It’s extremely unfashionable to be the “Black Swan” crier in your organization, or the person who warns line of business managers about the heavy impact of extreme but unlikely events. In fact just the opposite is the norm, where plenty of company executives get rewarded in career growth and compensation for ignoring risks, or sweeping them under the rug for others to tackle down the road. It’s time to listen—really listen—to what Black Swan criers in your own company are saying.
In 18th century England, the town crier would be dressed in fine clothing, given a bell, and told to “cry” or proclaim significant news to merchants and citizens alike. Sometimes the town crier brought bad news—such as tax increases. Fortunately, such a person was protected by laws stating that anyone causing harm to the town crier could be convicted of treason. Wikipedia notes the phrase; “don’t shoot the messenger” was a real command!
Fast forwarding to our current time, there are few rewards for those who “cry” or warn about the dangers of “Black Swans” or extreme but rare events that carry a high impact. See here for a list of “Black Swan” events since 2001.

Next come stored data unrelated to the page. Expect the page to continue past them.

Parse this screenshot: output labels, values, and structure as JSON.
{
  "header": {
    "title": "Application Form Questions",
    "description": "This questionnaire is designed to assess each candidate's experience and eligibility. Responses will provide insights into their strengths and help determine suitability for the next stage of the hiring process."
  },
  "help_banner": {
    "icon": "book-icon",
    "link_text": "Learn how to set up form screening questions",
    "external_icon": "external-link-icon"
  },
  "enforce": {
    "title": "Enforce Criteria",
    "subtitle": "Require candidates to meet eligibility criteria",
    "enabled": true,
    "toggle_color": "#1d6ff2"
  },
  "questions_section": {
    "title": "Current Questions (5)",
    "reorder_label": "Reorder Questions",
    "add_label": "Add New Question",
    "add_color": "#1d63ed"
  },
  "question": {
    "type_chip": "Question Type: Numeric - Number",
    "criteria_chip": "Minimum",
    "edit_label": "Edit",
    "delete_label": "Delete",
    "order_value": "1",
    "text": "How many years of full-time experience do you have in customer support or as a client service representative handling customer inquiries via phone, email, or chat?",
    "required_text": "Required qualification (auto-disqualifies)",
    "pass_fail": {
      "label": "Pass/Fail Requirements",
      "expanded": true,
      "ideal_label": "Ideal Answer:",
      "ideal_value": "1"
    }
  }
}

Case in point, leading up to the September 2008 financial crisis, only a few prognosticators could see that quasi-government agencies such as Fannie Mae and Freddie Mac were buying too many no-documentation, no-income (NINJA) loans that could go bust if the US economy went into recession. Nassim Taleb, author of the Black Swan, was a key figure that needed no more than a glance at these agency’s financials in 2007 to declare, “(They seem) to be sitting on a barrel of dynamite, vulnerable to the slightest hiccup”.
And of course, that dynamite was lit as the global economy teetered on the edge of major depression, and the agencies ultimately lost a combined $15B. Of course, Mr. Taleb was ridiculed as a “clown” and “rabble rouser” for many of his prognostications.

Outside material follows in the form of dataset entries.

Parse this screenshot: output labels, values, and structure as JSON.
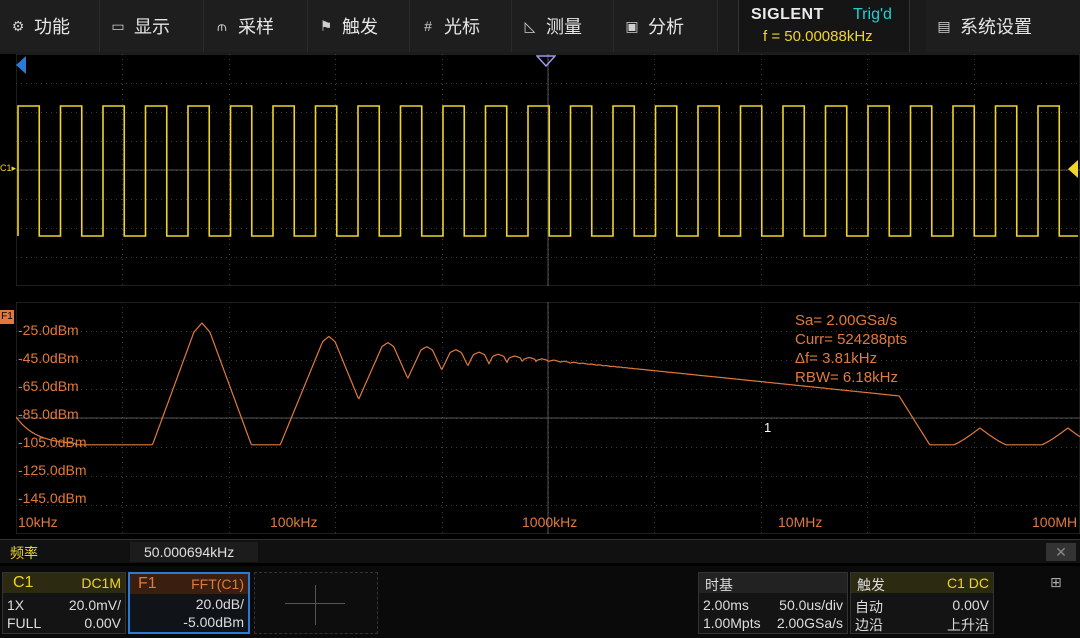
{
  "menu": {
    "items": [
      {
        "label": "功能",
        "icon": "gear-icon"
      },
      {
        "label": "显示",
        "icon": "monitor-icon"
      },
      {
        "label": "采样",
        "icon": "sample-icon"
      },
      {
        "label": "触发",
        "icon": "flag-icon"
      },
      {
        "label": "光标",
        "icon": "cursor-icon"
      },
      {
        "label": "测量",
        "icon": "ruler-icon"
      },
      {
        "label": "分析",
        "icon": "analysis-icon"
      }
    ],
    "brand": "SIGLENT",
    "trigger_state": "Trig'd",
    "frequency": "f = 50.00088kHz",
    "system_settings": "系统设置"
  },
  "channel": {
    "marker": "C1"
  },
  "fft": {
    "marker": "F1",
    "y_labels": [
      "-25.0dBm",
      "-45.0dBm",
      "-65.0dBm",
      "-85.0dBm",
      "-105.0dBm",
      "-125.0dBm",
      "-145.0dBm"
    ],
    "x_labels": [
      "10kHz",
      "100kHz",
      "1000kHz",
      "10MHz",
      "100MH"
    ],
    "info": [
      "Sa=  2.00GSa/s",
      "Curr= 524288pts",
      "Δf=  3.81kHz",
      "RBW=  6.18kHz"
    ],
    "marker_label": "1"
  },
  "measure": {
    "label": "频率",
    "value": "50.000694kHz",
    "close": "✕"
  },
  "c1_panel": {
    "tag": "C1",
    "coupling": "DC1M",
    "probe": "1X",
    "scale": "20.0mV/",
    "bandwidth": "FULL",
    "offset": "0.00V"
  },
  "f1_panel": {
    "tag": "F1",
    "source": "FFT(C1)",
    "scale": "20.0dB/",
    "offset": "-5.00dBm"
  },
  "timebase": {
    "title": "时基",
    "delay": "2.00ms",
    "scale": "50.0us/div",
    "depth": "1.00Mpts",
    "rate": "2.00GSa/s"
  },
  "trigger": {
    "title": "触发",
    "source": "C1 DC",
    "mode": "自动",
    "level": "0.00V",
    "type": "边沿",
    "slope": "上升沿"
  },
  "colors": {
    "ch1": "#f0d428",
    "fft": "#e07a3c",
    "trig": "#1fd2d6"
  },
  "chart_data": {
    "type": "line",
    "x_scale": "log",
    "xlabels": [
      "10kHz",
      "100kHz",
      "1000kHz",
      "10MHz",
      "100MH"
    ],
    "ylabels": [
      "-25.0dBm",
      "-45.0dBm",
      "-65.0dBm",
      "-85.0dBm",
      "-105.0dBm",
      "-125.0dBm",
      "-145.0dBm"
    ],
    "fundamental_khz": 50,
    "peaks": [
      {
        "freq_khz": 50,
        "level_dbm": -20
      },
      {
        "freq_khz": 150,
        "level_dbm": -30
      },
      {
        "freq_khz": 250,
        "level_dbm": -36
      },
      {
        "freq_khz": 350,
        "level_dbm": -40
      },
      {
        "freq_khz": 450,
        "level_dbm": -44
      }
    ]
  }
}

Today’s corporate potential whistleblowers don’t fare much better in terms of warning about everyday risks whether they reside in supply chains, nuclear power plants, cloud computing infrastructures or other such complex systems prone to fragility. It’s much easier to carry on with business as usual, than plan and prepare for events that however unlikely, could end up disabling or dismantling your organization in one fell swoop.

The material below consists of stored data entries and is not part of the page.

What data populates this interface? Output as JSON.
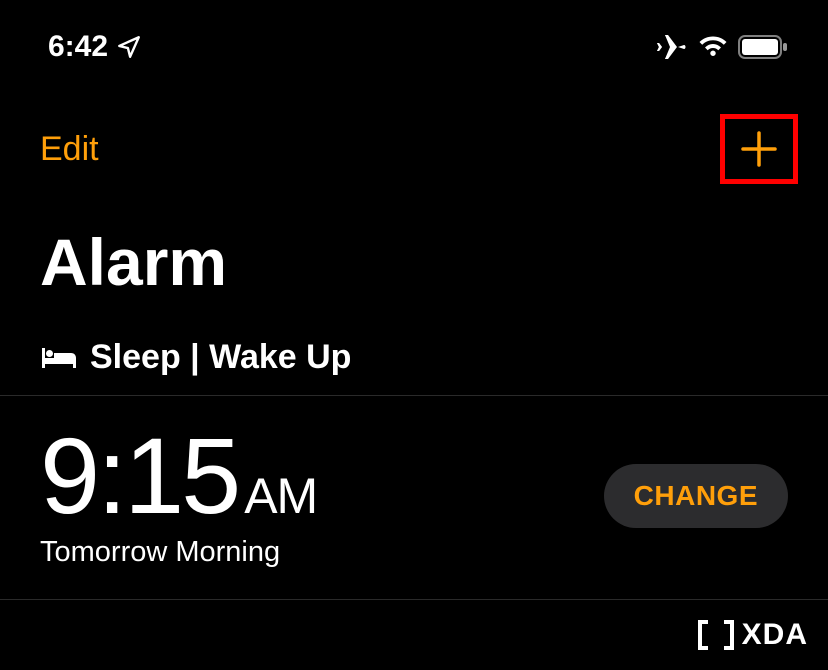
{
  "status_bar": {
    "time": "6:42"
  },
  "nav": {
    "edit_label": "Edit"
  },
  "page_title": "Alarm",
  "section": {
    "title": "Sleep | Wake Up"
  },
  "alarm": {
    "time": "9:15",
    "period": "AM",
    "subtitle": "Tomorrow Morning",
    "change_label": "CHANGE"
  },
  "watermark": {
    "text": "XDA"
  },
  "colors": {
    "accent": "#ff9f0a",
    "highlight_box": "#ff0000"
  }
}
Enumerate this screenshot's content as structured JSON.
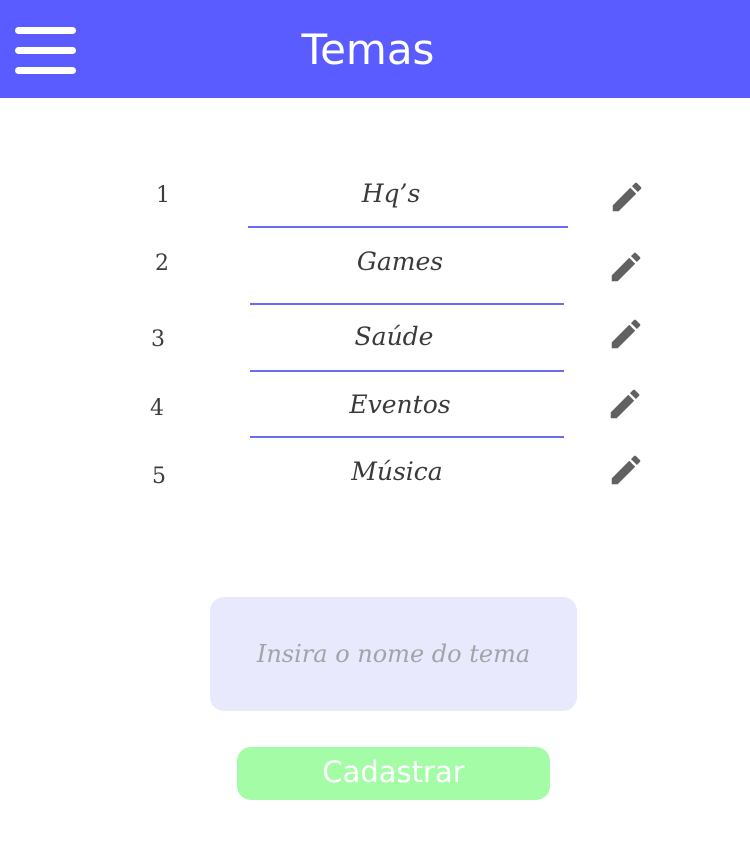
{
  "header": {
    "title": "Temas",
    "background": "#5a5cff",
    "menu_icon": "hamburger-menu-icon"
  },
  "themes": [
    {
      "number": "1",
      "name": "Hq’s"
    },
    {
      "number": "2",
      "name": "Games"
    },
    {
      "number": "3",
      "name": "Saúde"
    },
    {
      "number": "4",
      "name": "Eventos"
    },
    {
      "number": "5",
      "name": "Música"
    }
  ],
  "edit_icon": "pencil-icon",
  "form": {
    "input_placeholder": "Insira o nome do tema",
    "input_background": "#e8e9fd",
    "submit_label": "Cadastrar",
    "submit_background": "#a4fca7"
  },
  "divider_color": "#6a6cf2"
}
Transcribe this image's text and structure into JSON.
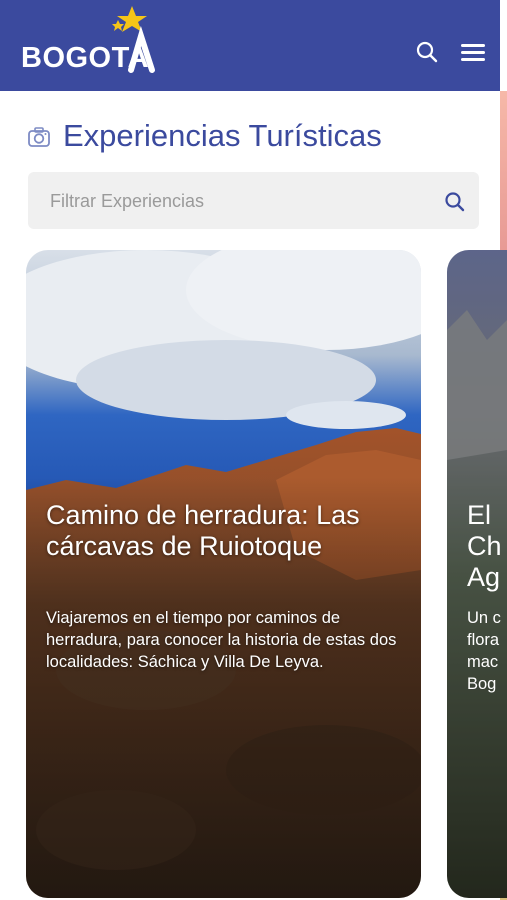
{
  "header": {
    "brand": "BOGOTA",
    "background_color": "#3b4a9e",
    "star_color": "#f5c518",
    "search_icon": "search-icon",
    "menu_icon": "hamburger-menu-icon"
  },
  "main": {
    "title": "Experiencias Turísticas",
    "title_icon": "camera-icon",
    "title_color": "#3b4a9e",
    "filter": {
      "placeholder": "Filtrar Experiencias",
      "value": "",
      "search_icon": "search-icon"
    },
    "cards": [
      {
        "title": "Camino de herradura: Las cárcavas de Ruiotoque",
        "description": "Viajaremos en el tiempo por caminos de herradura, para conocer la historia de estas dos localidades: Sáchica y Villa De Leyva."
      },
      {
        "title_partial": "El\nCh\nAg",
        "description_partial": "Un c\nflora\nmac\nBog"
      }
    ]
  }
}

Indeed, Taleb argues it’s much easier for managers to tout what they “did”, rather than what they avoided by taking proper risk management precautions. “The corporate manager who avoids a loss will often not be rewarded,” he says.
Business executives should not turn their eyes and ears from their own “town criers” preaching Black Swans. While painful to listen to, and sometimes counter-intuitive for today’s “business wisdom”, those closest to your business operations often see what can blow up, long your before mid-level and corporate executives gain visibility.
These “Black Swan” criers may never be personally rewarded with a gold medal for highlighting key risks, but it’s the smart business that ultimately finds a way to seek their opinions and at least scenario plan for their noted “worst case event” outcomes.